Prior Authorization Requirements

This bill would remove barriers confronting a patient’s access to necessary medications.

Currently, health plans may require subscribers to submit certain prescriptions for approval before they are covered, through a process known as prior authorization. While this is a necessary process for several medications, it has become increasingly used for medications that do not need to go through the process. This added level of bureaucracy takes time for physicians and can be confusing, as they are unaware which drugs are covered. Additionally, these formularies (which are detailed lists of covered medications) are different across all health plans, and plans can eliminate and add drugs to a formulary at any time.

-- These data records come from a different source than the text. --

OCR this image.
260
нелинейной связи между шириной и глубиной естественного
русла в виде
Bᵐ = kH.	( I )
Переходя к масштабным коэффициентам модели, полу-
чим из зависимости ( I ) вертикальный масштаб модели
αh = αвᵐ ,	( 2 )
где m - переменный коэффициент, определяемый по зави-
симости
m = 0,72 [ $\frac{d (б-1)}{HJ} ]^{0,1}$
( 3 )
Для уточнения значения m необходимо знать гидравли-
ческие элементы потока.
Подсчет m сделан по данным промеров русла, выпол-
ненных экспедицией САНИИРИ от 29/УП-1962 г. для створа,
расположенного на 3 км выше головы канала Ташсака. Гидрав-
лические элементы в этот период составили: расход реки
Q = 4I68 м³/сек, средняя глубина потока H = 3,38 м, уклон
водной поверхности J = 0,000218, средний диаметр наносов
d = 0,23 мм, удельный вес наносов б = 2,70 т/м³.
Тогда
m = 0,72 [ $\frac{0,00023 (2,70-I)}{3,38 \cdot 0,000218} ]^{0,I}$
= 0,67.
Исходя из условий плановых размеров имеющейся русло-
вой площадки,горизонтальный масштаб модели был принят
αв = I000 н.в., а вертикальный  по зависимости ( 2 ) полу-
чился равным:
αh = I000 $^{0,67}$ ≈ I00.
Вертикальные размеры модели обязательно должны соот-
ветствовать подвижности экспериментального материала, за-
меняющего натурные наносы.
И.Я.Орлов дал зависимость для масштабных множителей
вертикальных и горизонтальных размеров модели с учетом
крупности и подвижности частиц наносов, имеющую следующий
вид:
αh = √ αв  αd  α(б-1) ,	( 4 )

This bill would make the process more standardized and less time-consuming for prescribers through several modifications to prior authorization. It shortens the time available to process prior authorization requests and adds a process to report which requests were approved and denied. The bill also requires a health plan to release its formulary prior to the renewal period and prohibits removing drugs that increase costs for patients, unless they also add a similar drug that will lower the cost. If the formulary does change, the health plan would have to establish a transition period to prevent coverage gaps.

To oversee this process, the bill would create an advisory council within the Department of Health to provide guidance in the changes and trends that occur within prescription coverage and formularies. Supporters state these changes place the patient’s care first and guarantee they get the care they deserve.